Many experts in the field did everything in their power to understand this growing threat by managing to figure out the causes of paranoia. Because paranoia changes along with society, so does the source of this problem. Social inequalities and crime, the increasing number of people living in cities and the environment in which we live are just a few of the byproducts of paranoia. How can a question be answered if the answer is always changing?

Being unable to work alone, paranoia’s friends, anxiety and fear, are never far behind. These agents make way for the desired side effects and that is scapegoating of others unlike us, a readiness for violence, and psychological distress. Add terrorism and war in the mix and the results are various and never good. Nevertheless this fallout is extremely severe and cases of people who experience this are spread far and thin. People like Lucacs Mihai, a recent Romanian graduate, think that “in this day and age, it is impossible to not get paranoid sometimes. With everything that is happening around us it would be stupid to just close your eyes”. Others, like college student Andrei Giurescu, are of the opinion that “there are more potent methods to induce fear or just hypnotize the masses. Music can be a good way for hiding the truth by throwing sounds and images our way’’. Paranoia can be spread through all kinds of means. People are getting colder and colder, parents are keeping their children inside the house because of strangers and security cameras are everywhere. In an age where coping is necessary in order to survive, paranoiacs do the exact opposite. The resulting feeling that the world is against you is an extremely unhappy one.

Paranoia comes in all shapes and sizes. From the world wide conspiracy to the “men in black are watching me walk my dog” story, it is ever changing and does not shy away from the bizarre and outright silly theories. Paranoia includes the idea that the bad things are due to a single, identifiable source. This force could be a religion, a person or a group of people, a political ideology, or an agency or organization. There are, however, persons who are not affected by conspiracies or paranoid delusions merely because they think that society has changed in a way in which they no longer can keep up. ”I worked hard back in the day and didn’t ask any questions. Maybe because of the times. Now, it is just too complicated”, says Rusu George, a Romanian senior citizen.

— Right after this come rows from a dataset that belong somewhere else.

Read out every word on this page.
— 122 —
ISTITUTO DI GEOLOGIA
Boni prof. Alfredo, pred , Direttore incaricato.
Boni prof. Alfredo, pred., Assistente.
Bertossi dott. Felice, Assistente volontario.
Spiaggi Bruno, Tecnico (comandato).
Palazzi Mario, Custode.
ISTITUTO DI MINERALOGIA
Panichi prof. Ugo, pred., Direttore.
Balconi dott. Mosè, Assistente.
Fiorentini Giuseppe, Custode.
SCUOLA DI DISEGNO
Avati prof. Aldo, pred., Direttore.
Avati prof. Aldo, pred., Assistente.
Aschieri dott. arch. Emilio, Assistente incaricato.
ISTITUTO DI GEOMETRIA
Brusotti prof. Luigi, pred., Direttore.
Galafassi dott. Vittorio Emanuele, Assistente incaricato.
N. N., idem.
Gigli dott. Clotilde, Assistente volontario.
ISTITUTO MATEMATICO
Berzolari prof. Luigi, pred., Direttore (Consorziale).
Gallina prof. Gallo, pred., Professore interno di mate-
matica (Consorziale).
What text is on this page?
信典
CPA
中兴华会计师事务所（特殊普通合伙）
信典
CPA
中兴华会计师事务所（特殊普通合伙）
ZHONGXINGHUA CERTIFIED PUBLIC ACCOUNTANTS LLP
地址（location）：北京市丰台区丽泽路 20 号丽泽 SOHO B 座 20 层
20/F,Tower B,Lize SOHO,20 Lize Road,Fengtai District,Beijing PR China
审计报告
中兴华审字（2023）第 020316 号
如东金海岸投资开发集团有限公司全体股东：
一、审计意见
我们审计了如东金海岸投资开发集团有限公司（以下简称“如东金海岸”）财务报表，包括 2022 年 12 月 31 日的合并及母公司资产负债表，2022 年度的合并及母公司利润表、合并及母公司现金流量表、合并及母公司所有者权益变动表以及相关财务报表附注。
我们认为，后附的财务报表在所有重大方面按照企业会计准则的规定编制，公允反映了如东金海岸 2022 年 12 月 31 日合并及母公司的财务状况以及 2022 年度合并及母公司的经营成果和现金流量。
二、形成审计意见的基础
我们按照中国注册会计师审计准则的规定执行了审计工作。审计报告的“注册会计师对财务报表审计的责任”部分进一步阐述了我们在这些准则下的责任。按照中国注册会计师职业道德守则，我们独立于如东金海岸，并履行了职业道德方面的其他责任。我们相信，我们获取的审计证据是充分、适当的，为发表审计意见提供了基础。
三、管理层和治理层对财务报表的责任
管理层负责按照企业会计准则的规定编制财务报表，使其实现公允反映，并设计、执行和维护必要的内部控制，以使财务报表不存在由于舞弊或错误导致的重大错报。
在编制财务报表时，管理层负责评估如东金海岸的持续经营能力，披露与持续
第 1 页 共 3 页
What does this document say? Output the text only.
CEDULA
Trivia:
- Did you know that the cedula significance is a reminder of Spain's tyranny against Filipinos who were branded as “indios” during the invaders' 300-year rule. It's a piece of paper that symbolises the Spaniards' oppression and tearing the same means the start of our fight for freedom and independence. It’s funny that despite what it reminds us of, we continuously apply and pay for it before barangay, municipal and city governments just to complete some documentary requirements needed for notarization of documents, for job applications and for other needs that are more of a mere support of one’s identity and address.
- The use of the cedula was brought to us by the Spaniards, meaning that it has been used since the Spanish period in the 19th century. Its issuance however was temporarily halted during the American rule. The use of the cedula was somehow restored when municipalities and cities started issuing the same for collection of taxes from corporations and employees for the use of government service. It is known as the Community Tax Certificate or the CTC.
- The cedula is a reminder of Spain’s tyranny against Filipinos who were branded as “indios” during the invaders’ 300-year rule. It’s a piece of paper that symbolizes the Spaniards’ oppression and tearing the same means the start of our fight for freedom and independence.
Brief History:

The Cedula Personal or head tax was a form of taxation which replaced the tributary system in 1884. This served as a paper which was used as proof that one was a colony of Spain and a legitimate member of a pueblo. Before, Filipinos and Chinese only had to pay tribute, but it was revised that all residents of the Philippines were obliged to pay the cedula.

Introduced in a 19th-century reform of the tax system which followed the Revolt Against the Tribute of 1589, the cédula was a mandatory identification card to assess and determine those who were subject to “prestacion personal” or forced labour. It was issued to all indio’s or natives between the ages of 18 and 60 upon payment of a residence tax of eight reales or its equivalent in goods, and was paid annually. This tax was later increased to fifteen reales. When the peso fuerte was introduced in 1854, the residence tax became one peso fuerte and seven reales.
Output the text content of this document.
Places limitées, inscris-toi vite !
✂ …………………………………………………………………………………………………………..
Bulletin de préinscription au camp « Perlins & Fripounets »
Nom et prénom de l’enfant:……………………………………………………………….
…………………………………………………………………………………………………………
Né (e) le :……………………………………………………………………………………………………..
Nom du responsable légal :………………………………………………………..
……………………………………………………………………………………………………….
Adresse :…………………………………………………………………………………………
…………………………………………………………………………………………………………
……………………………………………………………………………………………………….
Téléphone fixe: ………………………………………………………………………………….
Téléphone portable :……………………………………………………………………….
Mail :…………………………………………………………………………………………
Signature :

American novelist William S. Burroughs thought that “sometimes paranoia's just having all the facts”. If this were true then we would probably need this element in our lives in order to see through the cracks of society. Maybe paranoia is a crutch and if we use it smartly it could sharpen our senses and keep us steady on our toes. However accepting things that have no basis, conspiracy theories that have a far-fetched solution or merely saying yes to answers that give us comfort is not a good enough motive to keep us going on in this never ending crusade for the truth.